Michael Goldstein, United Synagogue President of the, said: “Her Majesty the Queen will be profoundly missed but memories of her will live long in our hearts.”

The Board of Deputies stated, “No words can fully describe the extent of our nation’s loss. Her Majesty’s wisdom, benevolence and dedication to duty served as an inspiration to generations of British citizens, including our community.”

A Campaign Against Antisemitism spokesman said, “We are grateful for an extraordinary monarch who led our country through good times and bad over a lifetime spent in service, acting as a rock and inspiration to her subjects and the world.”

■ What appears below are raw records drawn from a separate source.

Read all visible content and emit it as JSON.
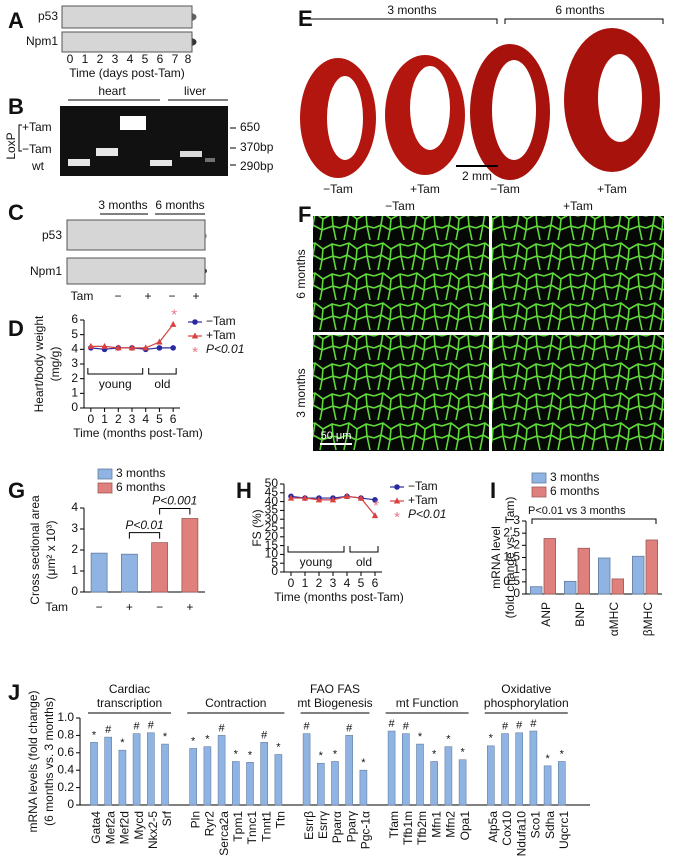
{
  "panel_a": {
    "label": "A",
    "rows": [
      "p53",
      "Npm1"
    ],
    "lanes": [
      "0",
      "1",
      "2",
      "3",
      "4",
      "5",
      "6",
      "7",
      "8"
    ],
    "xlabel": "Time (days post-Tam)"
  },
  "panel_b": {
    "label": "B",
    "groups": [
      "heart",
      "liver"
    ],
    "loxp": "LoxP",
    "bands": [
      "+Tam",
      "−Tam",
      "wt"
    ],
    "sizes": [
      "650",
      "370bp",
      "290bp"
    ]
  },
  "panel_c": {
    "label": "C",
    "groups": [
      "3 months",
      "6 months"
    ],
    "rows": [
      "p53",
      "Npm1"
    ],
    "tam_label": "Tam",
    "tam": [
      "−",
      "+",
      "−",
      "+"
    ]
  },
  "panel_e": {
    "label": "E",
    "groups": [
      "3 months",
      "6 months"
    ],
    "conditions": [
      "−Tam",
      "+Tam",
      "−Tam",
      "+Tam"
    ],
    "scale": "2 mm"
  },
  "panel_f": {
    "label": "F",
    "columns": [
      "−Tam",
      "+Tam"
    ],
    "rows": [
      "6 months",
      "3 months"
    ],
    "scale": "50 μm"
  },
  "chart_data": [
    {
      "panel": "D",
      "type": "line",
      "x": [
        0,
        1,
        2,
        3,
        4,
        5,
        6
      ],
      "xlim": [
        -0.5,
        6.5
      ],
      "xticks": [
        0,
        1,
        2,
        3,
        4,
        5,
        6
      ],
      "ylim": [
        0,
        6
      ],
      "yticks": [
        0,
        1,
        2,
        3,
        4,
        5,
        6
      ],
      "xlabel": "Time (months post-Tam)",
      "ylabel": [
        "Heart/body weight",
        "(mg/g)"
      ],
      "series": [
        {
          "name": "−Tam",
          "color": "#2a2a9e",
          "values": [
            4.1,
            4.0,
            4.1,
            4.1,
            4.0,
            4.1,
            4.1
          ]
        },
        {
          "name": "+Tam",
          "color": "#d94040",
          "values": [
            4.2,
            4.2,
            4.1,
            4.1,
            4.1,
            4.5,
            5.7
          ]
        }
      ],
      "significance": {
        "symbol": "*",
        "label": "P<0.01",
        "color": "#e87a8a"
      },
      "brackets": [
        "young",
        "old"
      ]
    },
    {
      "panel": "G",
      "type": "bar",
      "categories": [
        "−",
        "+",
        "−",
        "+"
      ],
      "category_title": "Tam",
      "ylim": [
        0,
        4
      ],
      "yticks": [
        0,
        1,
        2,
        3,
        4
      ],
      "ylabel": [
        "Cross sectional area",
        "(μm² x 10³)"
      ],
      "series": [
        {
          "name": "3 months",
          "color": "#8fb4e3",
          "values": [
            1.85,
            1.8,
            null,
            null
          ]
        },
        {
          "name": "6 months",
          "color": "#e0807c",
          "values": [
            null,
            null,
            2.35,
            3.5
          ]
        }
      ],
      "annotations": [
        "P<0.01",
        "P<0.001"
      ]
    },
    {
      "panel": "H",
      "type": "line",
      "x": [
        0,
        1,
        2,
        3,
        4,
        5,
        6
      ],
      "xlim": [
        -0.5,
        6.5
      ],
      "xticks": [
        0,
        1,
        2,
        3,
        4,
        5,
        6
      ],
      "ylim": [
        0,
        50
      ],
      "yticks": [
        0,
        5,
        10,
        15,
        20,
        25,
        30,
        35,
        40,
        45,
        50
      ],
      "xlabel": "Time (months post-Tam)",
      "ylabel": [
        "FS (%)"
      ],
      "series": [
        {
          "name": "−Tam",
          "color": "#2a2a9e",
          "values": [
            43,
            42,
            42,
            42,
            43,
            42,
            41
          ]
        },
        {
          "name": "+Tam",
          "color": "#d94040",
          "values": [
            42,
            42,
            41,
            41,
            43,
            42,
            32
          ]
        }
      ],
      "significance": {
        "symbol": "*",
        "label": "P<0.01",
        "color": "#e87a8a"
      },
      "brackets": [
        "young",
        "old"
      ]
    },
    {
      "panel": "I",
      "type": "bar",
      "categories": [
        "ANP",
        "BNP",
        "αMHC",
        "βMHC"
      ],
      "ylim": [
        0,
        3
      ],
      "yticks": [
        0,
        0.5,
        1,
        1.5,
        2,
        2.5,
        3
      ],
      "ylabel": [
        "mRNA level",
        "(fold change vs. - Tam)"
      ],
      "series": [
        {
          "name": "3 months",
          "color": "#8fb4e3",
          "values": [
            0.3,
            0.52,
            1.48,
            1.55
          ]
        },
        {
          "name": "6 months",
          "color": "#e0807c",
          "values": [
            2.28,
            1.88,
            0.62,
            2.22
          ]
        }
      ],
      "annotation": "P<0.01 vs 3 months"
    },
    {
      "panel": "J",
      "type": "bar",
      "color": "#8fb4e3",
      "ylim": [
        0,
        1
      ],
      "yticks": [
        0,
        0.2,
        0.4,
        0.6,
        0.8,
        {
          "value": 1,
          "label": "1.0"
        }
      ],
      "ylabel": [
        "mRNA levels (fold change)",
        "(6 months vs. 3 months)"
      ],
      "groups": [
        {
          "label": [
            "Cardiac",
            "transcription"
          ],
          "categories": [
            "Gata4",
            "Mef2a",
            "Mef2d",
            "Mycd",
            "Nkx2-5",
            "Srf"
          ],
          "values": [
            0.72,
            0.78,
            0.63,
            0.82,
            0.83,
            0.7
          ],
          "markers": [
            "*",
            "#",
            "*",
            "#",
            "#",
            "*"
          ]
        },
        {
          "label": [
            "Contraction"
          ],
          "categories": [
            "Pln",
            "Ryr2",
            "Serca2a",
            "Tpm1",
            "Tnnc1",
            "Tnnt1",
            "Ttn"
          ],
          "values": [
            0.65,
            0.67,
            0.8,
            0.5,
            0.49,
            0.72,
            0.58
          ],
          "markers": [
            "*",
            "*",
            "#",
            "*",
            "*",
            "#",
            "*"
          ]
        },
        {
          "label": [
            "FAO FAS",
            "mt Biogenesis"
          ],
          "categories": [
            "Esrrβ",
            "Esrrγ",
            "Pparα",
            "Pparγ",
            "Pgc-1α"
          ],
          "values": [
            0.82,
            0.48,
            0.5,
            0.8,
            0.4
          ],
          "markers": [
            "#",
            "*",
            "*",
            "#",
            "*"
          ]
        },
        {
          "label": [
            "mt Function"
          ],
          "categories": [
            "Tfam",
            "Tfb1m",
            "Tfb2m",
            "Mfn1",
            "Mfn2",
            "Opa1"
          ],
          "values": [
            0.85,
            0.82,
            0.7,
            0.5,
            0.67,
            0.52
          ],
          "markers": [
            "#",
            "#",
            "*",
            "*",
            "*",
            "*"
          ]
        },
        {
          "label": [
            "Oxidative",
            "phosphorylation"
          ],
          "categories": [
            "Atp5a",
            "Cox10",
            "Ndufa10",
            "Sco1",
            "Sdha",
            "Uqcrc1"
          ],
          "values": [
            0.68,
            0.82,
            0.83,
            0.85,
            0.45,
            0.5
          ],
          "markers": [
            "*",
            "#",
            "#",
            "#",
            "*",
            "*"
          ]
        }
      ]
    }
  ]
}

AJEX JMA noted, “The Queen was a unique public servant and an inspiration to her subjects

throughout the world. We are particularly grateful at AJEX, the Jewish Military Association, for her support for servicemen and women and veterans, including her annual message marking our own Annual Parade. Many Jewish veterans were honoured to meet her during her 70-year reign.”

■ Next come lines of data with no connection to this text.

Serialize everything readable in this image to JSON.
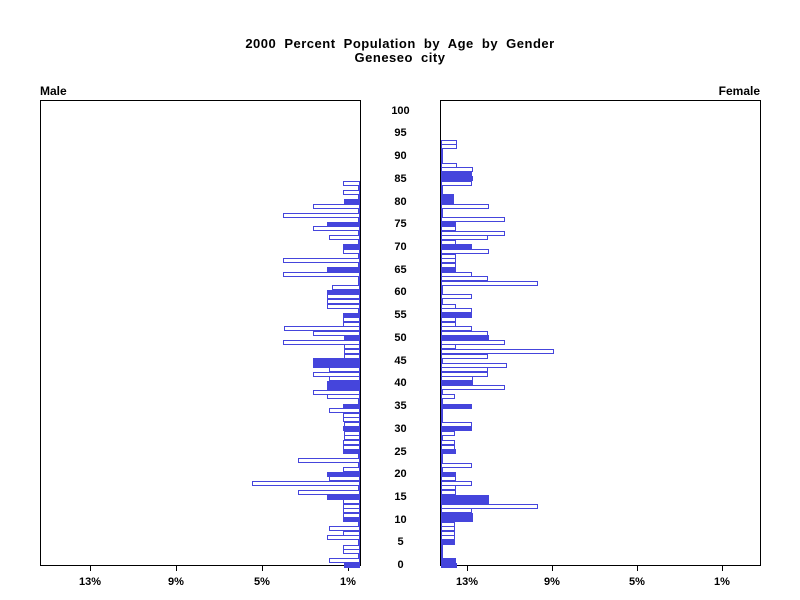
{
  "title": {
    "line1": "2000 Percent Population by Age by Gender",
    "line2": "Geneseo city"
  },
  "panel_labels": {
    "left": "Male",
    "right": "Female"
  },
  "axis_labels": {
    "left_ticks": [
      "13%",
      "9%",
      "5%",
      "1%"
    ],
    "right_ticks": [
      "1%",
      "5%",
      "9%",
      "13%"
    ],
    "age_ticks": [
      "0",
      "5",
      "10",
      "15",
      "20",
      "25",
      "30",
      "35",
      "40",
      "45",
      "50",
      "55",
      "60",
      "65",
      "70",
      "75",
      "80",
      "85",
      "90",
      "95",
      "100"
    ]
  },
  "colors": {
    "bar_outline": "#4545dc",
    "bar_fill_solid": "#4545dc",
    "bar_fill_hollow": "#ffffff",
    "axis": "#000000",
    "text": "#000000",
    "background": "#ffffff"
  },
  "chart_data": {
    "type": "bar",
    "subtype": "population_pyramid",
    "title": "2000 Percent Population by Age by Gender",
    "subtitle": "Geneseo city",
    "x_unit": "percent",
    "x_tick_values": [
      13,
      9,
      5,
      1
    ],
    "x_max_percent": 15,
    "age_min": 0,
    "age_max": 100,
    "age_tick_interval": 5,
    "grid": false,
    "legend": "none",
    "solid_bar_rule": "bars at ages divisible by 5 are filled solid; other bars hollow outline",
    "extra_solid_ages": {
      "Male": [
        39,
        44
      ],
      "Female": [
        1,
        11,
        14,
        81,
        86
      ]
    },
    "series": [
      {
        "name": "Male",
        "side": "left",
        "values_pct_by_age": [
          0.75,
          1.45,
          0,
          0.8,
          0.8,
          0,
          1.55,
          0.8,
          1.45,
          0,
          0.8,
          0.8,
          0.8,
          0.8,
          0.8,
          1.55,
          2.9,
          0,
          5.05,
          1.45,
          1.55,
          0.8,
          0,
          2.9,
          0,
          0.8,
          0.8,
          0.8,
          0.75,
          0.75,
          0.8,
          0.75,
          0.8,
          0.8,
          1.45,
          0.8,
          0,
          1.55,
          2.2,
          1.55,
          1.55,
          1.45,
          2.2,
          1.45,
          2.2,
          2.2,
          0.75,
          0.75,
          0.75,
          3.6,
          0.75,
          2.2,
          3.55,
          0.8,
          0.8,
          0.8,
          0,
          1.55,
          1.55,
          1.55,
          1.55,
          1.3,
          0,
          0,
          3.6,
          1.55,
          0,
          3.6,
          0,
          0.8,
          0.8,
          0,
          1.45,
          0,
          2.2,
          1.55,
          0,
          3.6,
          0,
          2.2,
          0.75,
          0,
          0.8,
          0,
          0.8,
          0,
          0,
          0,
          0,
          0,
          0,
          0,
          0,
          0,
          0,
          0,
          0,
          0,
          0,
          0,
          0
        ]
      },
      {
        "name": "Female",
        "side": "right",
        "values_pct_by_age": [
          0.73,
          0.7,
          0,
          0,
          0,
          0.65,
          0.65,
          0.65,
          0.65,
          0.65,
          1.5,
          1.5,
          1.45,
          4.55,
          2.25,
          2.25,
          0.7,
          0.7,
          1.45,
          0.7,
          0.7,
          0,
          1.45,
          0,
          0,
          0.7,
          0.65,
          0.65,
          0,
          0.65,
          1.45,
          1.45,
          0,
          0,
          0,
          1.45,
          0,
          0.65,
          0,
          3.0,
          1.5,
          1.5,
          2.2,
          2.2,
          3.1,
          0,
          2.2,
          5.3,
          0.7,
          2.98,
          2.25,
          2.2,
          1.45,
          0.7,
          0.7,
          1.45,
          1.45,
          0.7,
          0,
          1.45,
          0,
          0,
          4.55,
          2.2,
          1.43,
          0.7,
          0.7,
          0.7,
          0.7,
          2.26,
          1.46,
          0.7,
          2.2,
          2.98,
          0.7,
          0.7,
          2.98,
          0,
          0,
          2.26,
          0.6,
          0.6,
          0,
          0,
          1.45,
          1.5,
          1.45,
          1.48,
          0.73,
          0,
          0,
          0,
          0.73,
          0.73,
          0,
          0,
          0,
          0,
          0,
          0,
          0
        ]
      }
    ]
  }
}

Lord Mendelsohn and Lady Mendelsohn CBE, Co-Presidents, and Neville Kahn, Chair of Trustees, Norwood stated, “We pay tribute to her decades of outstanding and devoted service and her steadfast leadership of our country. We are especially grateful and humbled to have the Sovereign as our Patron and for Her Majesty’s support and the interest she showed in Norwood’s work throughout her reign.”

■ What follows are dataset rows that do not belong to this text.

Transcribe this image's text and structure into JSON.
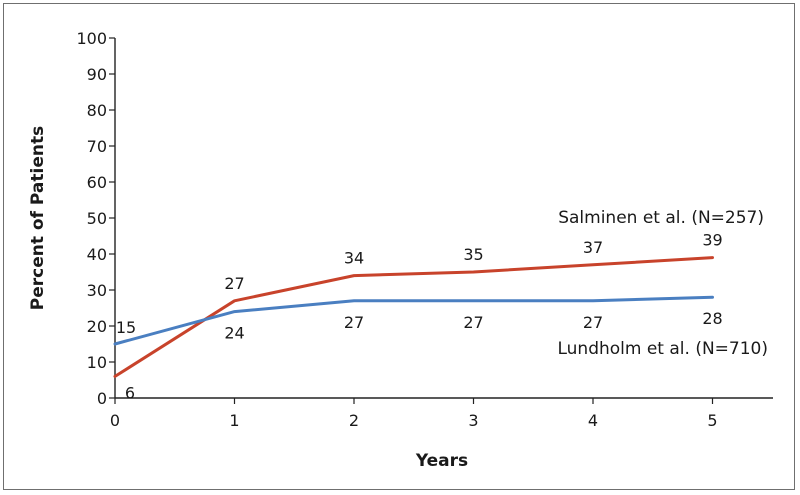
{
  "chart_data": {
    "type": "line",
    "xlabel": "Years",
    "ylabel": "Percent of Patients",
    "xlim": [
      0,
      5.5
    ],
    "ylim": [
      0,
      100
    ],
    "x_ticks": [
      "0",
      "1",
      "2",
      "3",
      "4",
      "5"
    ],
    "y_ticks": [
      "0",
      "10",
      "20",
      "30",
      "40",
      "50",
      "60",
      "70",
      "80",
      "90",
      "100"
    ],
    "x": [
      0,
      1,
      2,
      3,
      4,
      5
    ],
    "series": [
      {
        "name": "Salminen et al. (N=257)",
        "color": "#c8432b",
        "values": [
          6,
          27,
          34,
          35,
          37,
          39
        ],
        "labels": [
          "6",
          "27",
          "34",
          "35",
          "37",
          "39"
        ]
      },
      {
        "name": "Lundholm et al. (N=710)",
        "color": "#4a7fc1",
        "values": [
          15,
          24,
          27,
          27,
          27,
          28
        ],
        "labels": [
          "15",
          "24",
          "27",
          "27",
          "27",
          "28"
        ]
      }
    ],
    "grid": false,
    "legend": "inline labels near line ends"
  }
}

Around the globe, tributes from Jewish organisations continued.

World Jewish Congress President Ronald S. Lauder said, “Queen Elizabeth’s was a life of service and faith, in which love of country, Commonwealth, G-d and family was the supreme value. She and her family were beloved symbols of resistance to Nazi tyranny, refusing to leave London during the worst times of the Blitz and standing in solidarity under siege with their compatriots.

“The young Princess Elizabeth was an inspiration and source of comfort to Anne Frank in her hiding place in Amsterdam and in 2015, she and her late husband, Prince Philip, visited the former Nazi concentration camp of Bergen-Belsen in northern Germany, where Anne Frank died, to commemorate its liberation by British troops. Queen Elizabeth’s refusal to flinch in the face of evil, but instead to fight it with every formidable fibre of her character, will be an inspiration for generations to come.”

Chief Rabbi Pinchas Goldschmidt, President of the Conference of European Rabbis stated, “Her dignified, devoted leadership will endure as an exemplar model for all.”

European Jewish Congress President Ariel Muzicant said. “Her Majesty the Queen was fondly regarded by her Jewish subjects and came to embody the constancy and traditions of a British society based on values of tolerance and mutual respect. Those values have enabled the post-war British Jewish community to flourish as part of the European family of Jewish communities.

“Both personally, as a serving soldier as Britain stood alone against the Nazi might in the darkest days of World War II and symbolically as part of the wider Royal Family facing the Blitz with her brave people, Europe’s Jews owe a great debt of gratitude to her years of unflinching service to her people.”

More tributes continued including from France where President Emmanuel Macron recalled “a kind-hearted queen” who was “a friend of France”.

German Chancellor Olaf Scholz said in a statement that the Queen’s commitment to German-British reconciliation after the horrors of World War II will remain unforgotten.

Canadian Prime Minister Justin Trudeau said, “In a complicated world her steady grace and resolve brought comfort to us all.” And Indian Prime Minister Narendra Modi recalled “memorable meetings” with the Queen. He tweeted, “During one of the meetings she showed me the handkerchief Mahatma Gandhi gifted her on her wedding. I will always cherish that gesture.”

Irish President Michael D Higgins recalled the Queen’s “extraordinary sense of duty”.

“Her reign of 70 years encompassed periods of enormous change, during which she represented a remarkable source of reassurance to the British people,” he said in a statement.

Ireland’s Taoiseach Micheal Martin added, “Her dedication to duty and public service were self-evident and her wisdom and experience truly unique.